作品が完成したって決めるのはいつ?ノコギリノコドウー2

写真家を名乗る「ひでっとる」です。よろしくおねがいします。

皆さんは、作品の完成をどうやって決めてますか?僕は、未完のままで筆を置きかけた経験があります。この記事を読んでいただくと、

  • もうひと踏ん張りで、作品の質が劇的に向上する

ことが理解できます。

ノコギリノコドウー1では一宮市にたくさんあるノコギリ屋根の工場を撮影し終えたところまでを書きました。その時点で、建築物の作品としては、十分な撮影データを確保しました。約580件。作品としては、洗濯物などのプライバシー要素が写ってしまっていたり、ポスター看板など作品の意図しないものが写りこんだものを省いて、200枚ほどを使った作品としての体裁を整えることができました。

それを持って、当時流行っていたポートフォリオレビューに参加してみましたが、珍しい形の建物だったので一定の評価をいただけました。最初の準備から足掛け3年半程かけていましたから、この段階で僕自身は終わった感じがあった。正確には終わらせたかったかもしれません。でも、2700件の工場を回って工場の外観を撮っていると、

中から稼働している音が聞こえるやん。

そうなのです。産業の規模が大きく縮小したとはいえ、中で布を織っている織機がガッチャン、ガッチャンと動いている工場がまだあることを知っているのです。

中の機械ってどんなものなんだろう?

とか

働いている職人さんはどんな人達なのかなぁ?

と興味がどんどん膨らんでいっているのを気付いているのです。でも終わらせたい気持ち半分でした。結局、僕はここでもうひと踏ん張りしたのです。同じモチーフを次の段階で撮影し始めます。重い腰を上げることが出来たのは、興味が勝った部分と、もう一つ、気分的な重荷を軽減する強力な武器を手にしていたのが大きかったのです。

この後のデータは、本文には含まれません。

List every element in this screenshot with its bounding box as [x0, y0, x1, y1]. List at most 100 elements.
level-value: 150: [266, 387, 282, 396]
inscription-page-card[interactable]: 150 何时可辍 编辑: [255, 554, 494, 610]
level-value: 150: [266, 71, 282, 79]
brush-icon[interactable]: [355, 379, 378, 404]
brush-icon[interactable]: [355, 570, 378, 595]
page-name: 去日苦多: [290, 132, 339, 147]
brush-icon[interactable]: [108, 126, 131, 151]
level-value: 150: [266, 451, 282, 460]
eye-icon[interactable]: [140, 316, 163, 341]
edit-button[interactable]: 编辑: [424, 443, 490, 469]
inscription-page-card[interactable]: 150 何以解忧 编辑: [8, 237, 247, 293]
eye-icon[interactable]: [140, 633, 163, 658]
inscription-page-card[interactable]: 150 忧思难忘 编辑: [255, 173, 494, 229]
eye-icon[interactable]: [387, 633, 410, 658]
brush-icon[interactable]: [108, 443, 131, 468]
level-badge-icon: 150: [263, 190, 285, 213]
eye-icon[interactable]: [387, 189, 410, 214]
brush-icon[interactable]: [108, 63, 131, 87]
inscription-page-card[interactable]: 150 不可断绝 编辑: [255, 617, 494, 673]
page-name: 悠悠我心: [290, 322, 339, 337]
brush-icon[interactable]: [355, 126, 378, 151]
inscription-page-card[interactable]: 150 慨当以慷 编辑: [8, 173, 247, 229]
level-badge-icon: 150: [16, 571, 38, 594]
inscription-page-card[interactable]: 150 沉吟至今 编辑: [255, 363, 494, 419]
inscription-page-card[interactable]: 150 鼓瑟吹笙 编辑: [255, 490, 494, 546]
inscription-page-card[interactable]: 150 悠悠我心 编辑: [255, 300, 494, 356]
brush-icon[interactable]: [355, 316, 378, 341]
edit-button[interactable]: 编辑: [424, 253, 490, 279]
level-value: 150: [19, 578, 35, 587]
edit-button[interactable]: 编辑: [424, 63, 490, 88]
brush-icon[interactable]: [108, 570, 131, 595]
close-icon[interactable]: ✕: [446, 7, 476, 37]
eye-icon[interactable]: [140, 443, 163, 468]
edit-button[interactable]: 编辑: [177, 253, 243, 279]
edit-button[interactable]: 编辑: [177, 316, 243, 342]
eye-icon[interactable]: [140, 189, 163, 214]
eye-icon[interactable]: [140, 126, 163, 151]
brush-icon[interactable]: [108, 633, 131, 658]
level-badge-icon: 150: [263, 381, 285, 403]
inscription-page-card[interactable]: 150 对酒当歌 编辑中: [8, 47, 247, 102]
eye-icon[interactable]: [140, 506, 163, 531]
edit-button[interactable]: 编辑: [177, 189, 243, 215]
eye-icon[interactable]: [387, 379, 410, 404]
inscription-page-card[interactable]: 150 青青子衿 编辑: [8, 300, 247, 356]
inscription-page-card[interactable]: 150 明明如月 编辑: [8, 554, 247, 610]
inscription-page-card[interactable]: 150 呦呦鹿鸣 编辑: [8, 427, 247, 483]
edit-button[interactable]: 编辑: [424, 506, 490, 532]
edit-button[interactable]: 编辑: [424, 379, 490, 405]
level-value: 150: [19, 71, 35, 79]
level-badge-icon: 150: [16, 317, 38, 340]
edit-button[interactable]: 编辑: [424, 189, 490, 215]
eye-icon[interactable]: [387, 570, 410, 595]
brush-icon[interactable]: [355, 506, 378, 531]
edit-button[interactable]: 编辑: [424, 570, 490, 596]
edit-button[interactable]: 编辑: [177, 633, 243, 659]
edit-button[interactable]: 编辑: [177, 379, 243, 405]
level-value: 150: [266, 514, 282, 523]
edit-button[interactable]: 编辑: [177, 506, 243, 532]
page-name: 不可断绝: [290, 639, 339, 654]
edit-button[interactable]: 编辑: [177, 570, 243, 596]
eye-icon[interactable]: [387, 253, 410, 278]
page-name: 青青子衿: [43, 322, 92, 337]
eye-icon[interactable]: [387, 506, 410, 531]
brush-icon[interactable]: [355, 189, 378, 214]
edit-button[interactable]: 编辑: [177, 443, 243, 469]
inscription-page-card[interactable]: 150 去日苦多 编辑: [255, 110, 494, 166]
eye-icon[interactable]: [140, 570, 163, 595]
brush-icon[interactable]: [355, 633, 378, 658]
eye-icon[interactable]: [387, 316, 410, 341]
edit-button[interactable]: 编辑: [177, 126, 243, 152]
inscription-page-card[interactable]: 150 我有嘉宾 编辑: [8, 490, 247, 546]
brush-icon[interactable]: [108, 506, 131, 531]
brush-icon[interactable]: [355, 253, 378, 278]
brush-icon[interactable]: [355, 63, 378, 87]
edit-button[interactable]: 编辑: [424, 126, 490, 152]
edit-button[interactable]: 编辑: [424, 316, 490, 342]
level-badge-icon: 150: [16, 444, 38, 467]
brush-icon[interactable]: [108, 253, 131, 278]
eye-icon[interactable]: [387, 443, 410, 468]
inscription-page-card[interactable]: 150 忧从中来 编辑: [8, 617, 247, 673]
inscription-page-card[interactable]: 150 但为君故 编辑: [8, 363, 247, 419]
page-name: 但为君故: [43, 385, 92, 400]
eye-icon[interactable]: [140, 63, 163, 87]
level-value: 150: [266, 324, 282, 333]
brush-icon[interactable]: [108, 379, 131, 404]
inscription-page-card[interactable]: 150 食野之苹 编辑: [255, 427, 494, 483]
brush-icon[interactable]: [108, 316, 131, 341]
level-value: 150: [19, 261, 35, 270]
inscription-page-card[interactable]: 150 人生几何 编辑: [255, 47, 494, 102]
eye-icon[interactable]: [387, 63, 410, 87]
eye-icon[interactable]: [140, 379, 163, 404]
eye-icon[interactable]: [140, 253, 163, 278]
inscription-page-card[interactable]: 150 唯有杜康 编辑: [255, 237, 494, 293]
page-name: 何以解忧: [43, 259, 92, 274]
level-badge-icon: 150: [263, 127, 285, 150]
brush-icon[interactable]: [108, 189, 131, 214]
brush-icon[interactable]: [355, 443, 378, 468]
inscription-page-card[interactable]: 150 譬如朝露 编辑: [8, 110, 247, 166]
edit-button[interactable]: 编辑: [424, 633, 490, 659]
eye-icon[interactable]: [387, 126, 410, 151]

中の職人さんにお声をかける名刺を手に入れていました。

建物を撮った200点程度の作品を職人さんに見てもらい、会話をしながら、是非工場内の様子も見せてほしいと話しかけることが出来ました。職人さんにも、僕の本気を理解いただくことが出来ました。まさに、

写真はコミュニケーションツールそのものです。

遠回りな方法ですが、自分が納得する方法ってこんな事の積み重ねなのかなぁと、不器用な自分をなぐさめて。次のステップ、もう一回全部回って、中で稼働している工場を探して、突撃で中を見せてもらって、写真撮影の許可を得ることをやろう!と決めました。最終的には2700件の工場の内、170件の稼働を確認でき、半数の工場は中を見学させていただきました。撮影を許可頂いた中で、職人さんのポートレイトの撮影を許可頂けたのが十数件でした。それを作品に追加して、最終的な完成としました。

一般の方に飛び込みで撮影を依頼した場合、声をかけることが出来た人の10分の1くらいの方が顔出し撮影してもらえれば御の字、という自分の中の基準が出来ました。これも都会に行けば、もっと確立が厳しくなると予想しますが。

もっと丁寧な活動を継続して、撮影させていただける状況を増やすことが出来ますし、これからずーっと継続して追い続けることのできるモチーフだと考えることもできましたが、10件の職人さんのポートレイトを撮れたあたりから、どうしても、この作品は早く発表しなくては、ということを強く意識し始めました。工場をまだ継続されている方々は、ほとんどが後継者のいない高齢者の方で、近い将来、ほとんどの工場が廃業される状態でした。

僕がお会いできた唯一の後継者のいらっしゃる、岩田さんご家族の工場にて

尾州の毛織物といえば、高い品質で世界的に知られている存在で、僕の撮影対象である小さな街の工場が扱う古い機織りの機械(ションヘル織機)で織られた生地は、手織りに似た風合いを持っていて、特別の評価を受けています。

運用には忍耐力の必要な作業が多く、なかなか若い人がやりたがらないと聞きます。ションヘル織機は製造終了して何十年も経過したものなので、現存している機械を維持するのもままならない。こりやぁいかん。

この産業形態を絶やしてはいけない。

と、強く思うところがあって、大袈裟だけど、早く世に問わないといけないと思って、ポートレイト作品10枚などを追加した一連の作品で、急ぎ個展の準備に取り掛かりました。

個展の準備、開催については次の記事で。

最後に、

  • 忍耐強く少し粘って被写体を追うと、作品の質が劇的に向上し、自分の視野が広がりました。完成とする判断には、必然的な理由があります。

今日も一日安全作業で頑張ろう!ご安全に。